Already reached the half of this python experiment. This time , python hasn't really helped me and it wasn't an obstacle either. Quite mundane, really.
Div1 250: The one with ameba
First of all, this is a 7:00 AM match so I had a bit of issues getting brain to work at first. I didn't really understand the statement very well initially. Then the problem itself is quite special, ad hoc and cool. So it took a while. Even so, I was surprised when it turned out that tons of people had a much better score than I.

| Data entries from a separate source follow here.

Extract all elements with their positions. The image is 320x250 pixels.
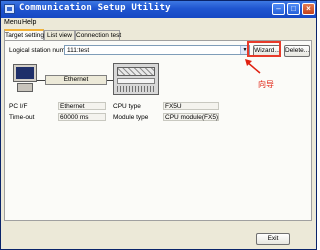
main-window: Communication Setup Utility – □ × Menu H… bbox=[0, 0, 317, 250]
annotation-arrow bbox=[245, 59, 261, 74]
exit-button[interactable]: Exit bbox=[256, 233, 290, 245]
wizard-callout: 向导 bbox=[258, 80, 274, 89]
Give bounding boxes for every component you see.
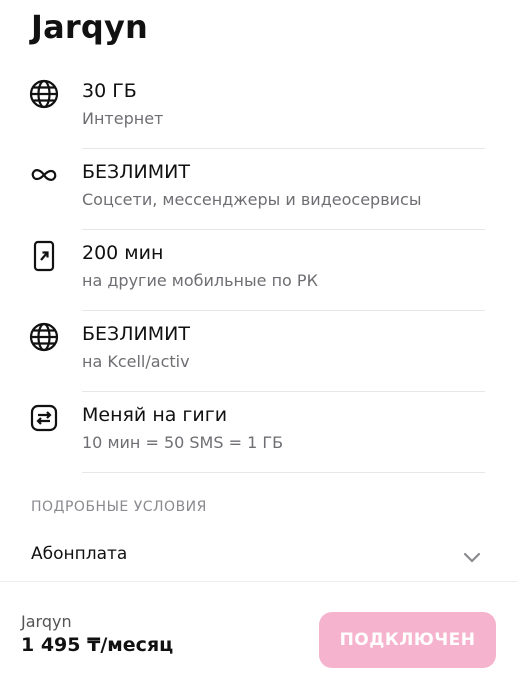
feature-subtitle: 10 мин = 50 SMS = 1 ГБ [82, 433, 284, 452]
page-title: Jarqyn [31, 8, 149, 46]
connected-button[interactable]: ПОДКЛЮЧЕН [319, 612, 496, 668]
feature-title: 30 ГБ [82, 80, 137, 102]
features-list: 30 ГБ Интернет БЕЗЛИМИТ Соцсети, мессенд… [0, 68, 517, 473]
feature-onnet-unlimited: БЕЗЛИМИТ на Kcell/activ [29, 311, 485, 392]
feature-internet: 30 ГБ Интернет [29, 68, 485, 149]
feature-subtitle: на другие мобильные по РК [82, 271, 318, 290]
feature-title: Меняй на гиги [82, 404, 228, 426]
phone-outgoing-icon [28, 240, 60, 272]
feature-minutes: 200 мин на другие мобильные по РК [33, 230, 485, 311]
conditions-header: ПОДРОБНЫЕ УСЛОВИЯ [31, 499, 207, 515]
feature-title: 200 мин [82, 242, 164, 264]
plan-price: 1 495 ₸/месяц [21, 634, 174, 656]
globe-icon [28, 321, 60, 353]
feature-title: БЕЗЛИМИТ [82, 323, 190, 345]
accordion-label: Абонплата [31, 544, 128, 564]
swap-arrows-icon [28, 402, 60, 434]
feature-subtitle: Соцсети, мессенджеры и видеосервисы [82, 190, 422, 209]
globe-icon [28, 78, 60, 110]
feature-title: БЕЗЛИМИТ [82, 161, 190, 183]
feature-subtitle: Интернет [82, 109, 164, 128]
feature-exchange: Меняй на гиги 10 мин = 50 SMS = 1 ГБ [30, 392, 485, 473]
feature-social-unlimited: БЕЗЛИМИТ Соцсети, мессенджеры и видеосер… [31, 149, 485, 230]
footer-bar: Jarqyn 1 495 ₸/месяц ПОДКЛЮЧЕН [0, 581, 517, 700]
infinity-icon [28, 159, 60, 191]
chevron-down-icon[interactable] [463, 548, 481, 567]
subscription-fee-accordion[interactable]: Абонплата [31, 534, 485, 574]
plan-name: Jarqyn [21, 612, 72, 631]
feature-subtitle: на Kcell/activ [82, 352, 190, 371]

The problem (after tons of translation) is as follows:
An amoeba has size s , a integer. There is a list X of amounts of gel it met in chronologically order, so first it met X[0] gel, then X[1] gel, etc. X has at most 200 elements. Whenever the amoeba meets a gel with size exactly equal to its current size s. The ameoba is forced to eat the gel and thus double its size. s′=2s. We don't know the initial size s0, but we wonder how many integers u exist such that the final size of the ameoba cannot be equal to u.

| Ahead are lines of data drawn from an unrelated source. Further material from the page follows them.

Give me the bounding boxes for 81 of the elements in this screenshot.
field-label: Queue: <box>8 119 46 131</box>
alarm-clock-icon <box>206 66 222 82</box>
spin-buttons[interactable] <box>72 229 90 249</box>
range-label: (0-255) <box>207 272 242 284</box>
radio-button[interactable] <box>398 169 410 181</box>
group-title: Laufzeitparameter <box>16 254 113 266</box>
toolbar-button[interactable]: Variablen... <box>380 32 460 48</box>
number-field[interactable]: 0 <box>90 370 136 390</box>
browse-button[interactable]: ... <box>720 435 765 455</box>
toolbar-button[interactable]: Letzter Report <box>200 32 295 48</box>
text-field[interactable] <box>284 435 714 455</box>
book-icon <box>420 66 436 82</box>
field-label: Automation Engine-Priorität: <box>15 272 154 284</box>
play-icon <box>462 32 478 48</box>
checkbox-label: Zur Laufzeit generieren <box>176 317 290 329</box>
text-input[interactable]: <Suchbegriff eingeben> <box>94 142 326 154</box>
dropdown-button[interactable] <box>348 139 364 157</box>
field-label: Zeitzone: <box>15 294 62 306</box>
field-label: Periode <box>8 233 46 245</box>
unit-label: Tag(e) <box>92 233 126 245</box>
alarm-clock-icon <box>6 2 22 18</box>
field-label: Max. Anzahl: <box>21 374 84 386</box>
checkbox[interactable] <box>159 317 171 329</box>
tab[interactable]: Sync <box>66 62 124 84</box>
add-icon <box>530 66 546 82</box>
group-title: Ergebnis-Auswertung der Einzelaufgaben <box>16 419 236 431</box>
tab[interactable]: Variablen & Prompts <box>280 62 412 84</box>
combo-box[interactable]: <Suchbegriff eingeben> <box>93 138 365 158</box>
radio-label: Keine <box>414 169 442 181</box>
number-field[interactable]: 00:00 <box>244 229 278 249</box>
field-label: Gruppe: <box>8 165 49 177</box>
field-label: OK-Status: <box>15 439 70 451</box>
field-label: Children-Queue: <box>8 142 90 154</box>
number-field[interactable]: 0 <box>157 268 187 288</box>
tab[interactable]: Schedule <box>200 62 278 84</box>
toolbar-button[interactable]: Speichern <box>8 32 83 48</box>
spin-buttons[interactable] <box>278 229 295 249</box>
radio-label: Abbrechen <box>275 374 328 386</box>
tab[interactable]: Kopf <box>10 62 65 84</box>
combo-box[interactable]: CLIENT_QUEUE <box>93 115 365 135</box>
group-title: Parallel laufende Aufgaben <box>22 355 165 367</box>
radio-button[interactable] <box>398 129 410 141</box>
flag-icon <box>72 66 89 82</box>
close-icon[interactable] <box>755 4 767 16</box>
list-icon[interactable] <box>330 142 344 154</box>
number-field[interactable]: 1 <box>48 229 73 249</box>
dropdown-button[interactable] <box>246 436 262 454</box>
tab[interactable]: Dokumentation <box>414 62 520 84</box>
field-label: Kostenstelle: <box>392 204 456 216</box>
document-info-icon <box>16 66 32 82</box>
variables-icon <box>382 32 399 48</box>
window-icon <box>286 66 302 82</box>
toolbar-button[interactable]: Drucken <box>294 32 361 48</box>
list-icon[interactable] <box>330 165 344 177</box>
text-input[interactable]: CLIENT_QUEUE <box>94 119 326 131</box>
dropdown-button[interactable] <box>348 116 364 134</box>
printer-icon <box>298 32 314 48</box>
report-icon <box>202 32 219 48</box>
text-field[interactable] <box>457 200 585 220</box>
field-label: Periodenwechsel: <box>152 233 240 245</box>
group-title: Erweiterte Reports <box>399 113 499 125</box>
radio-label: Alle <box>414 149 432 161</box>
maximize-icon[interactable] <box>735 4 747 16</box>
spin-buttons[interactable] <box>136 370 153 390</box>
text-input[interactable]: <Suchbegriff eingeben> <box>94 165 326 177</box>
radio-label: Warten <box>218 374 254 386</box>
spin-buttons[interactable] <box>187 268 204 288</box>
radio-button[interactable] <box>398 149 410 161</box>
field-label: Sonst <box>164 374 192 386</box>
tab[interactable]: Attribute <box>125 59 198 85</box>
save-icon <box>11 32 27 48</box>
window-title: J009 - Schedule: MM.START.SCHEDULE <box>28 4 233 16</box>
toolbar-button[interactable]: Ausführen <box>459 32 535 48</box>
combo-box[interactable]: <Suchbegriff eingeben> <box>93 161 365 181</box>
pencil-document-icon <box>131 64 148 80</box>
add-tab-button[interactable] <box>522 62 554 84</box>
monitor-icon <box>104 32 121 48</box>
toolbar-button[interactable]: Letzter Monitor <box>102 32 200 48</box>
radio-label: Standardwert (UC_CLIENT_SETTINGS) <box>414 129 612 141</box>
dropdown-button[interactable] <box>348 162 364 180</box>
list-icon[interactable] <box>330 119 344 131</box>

All integers that do not belong to X are possible final sizes. For example, take a integer a that is not in X and make it the starting size. Since none of the gels the amoeba will meet is exactly a, the amoeba will never double its size and the final size is a.
So we should only care about the integers that are already in X. For each of those integers, answer: "Can the final size be equal to X[i]?".
Given a integer a, how do you know if it is a possible final size? Focus on the last integer in the sequence: X[n-1]. There are two possibilities in which the final size is a:
- The size was already equal to a before the amoeba met gel X[n-1] and the amoeba didn't eat it. This requires two conditions to be true:
- a≠X[n-1], because the amoeba must not eat it.
- It is possible for the amoeba to reach size a after meeting the first n-1 gels.
- The size of the amoeba became a after meeting X[n-1]:
- This means that 2X[n-1]=a.
- And also X[i] should be a possible size after meeting the first n-1 gels.
So we have a recursive idea. The issue is that n=200, so let's get clever. First find the set of impossible integers for the first 1 elements (easy), then use that set to build the set of impossible integers for the first 2 elements, then the first 3 elements and so and so. E.g: If you know the set of impossible elements for the first n-1 elements, it is easy to know if a or X[i] are impossible or not to have after meeting the first n-1 elements. This yields an O(n2log(n)) solution if you use a logarithmic set or O(n2) if you use a hash table.
class AmebaDiv1:
def count(self, X):
impossible = { X[0] }
for i in range(1, len(X)):
impossible2 = set()
# which are impossible for X[:i+1] ?
for j in xrange(0,i+1):
a = X[j]
# is a possible?
# a) ignore X[i],
poss = False
if X[i] != a and a not in impossible:
poss = True
# b) use X[i] to double
if 2*X[i] == a and X[i] not in impossible:
poss = True
if not poss:
impossible2.add(a)
impossible = impossible2
return len(impossible)
So I said python didn't help that much. It is a very procedural algorithm and well, I think that if I did it in c++ it would take the same amount of lines. There are possibly much better python implementations.
The rest
Tried the other problems, not very thrilled about having to write editorial because div1 550 seems hard and div1 950 is incredibly complex in what it asks for. Currently waiting for the challenge phase to end. Blog post will be posted automatically once it does so.
While watching the challenge phase, I learned a new solution and the reason everyone had such fast scores. Remember that either a is possible in the first n-1 or X[i] is possible. It follows that the only starting integers you should try and simulate are those already in X[i], if you test each of those integers as the starting one, you can easily find which X[i] are possible. The solution is then to simply do that.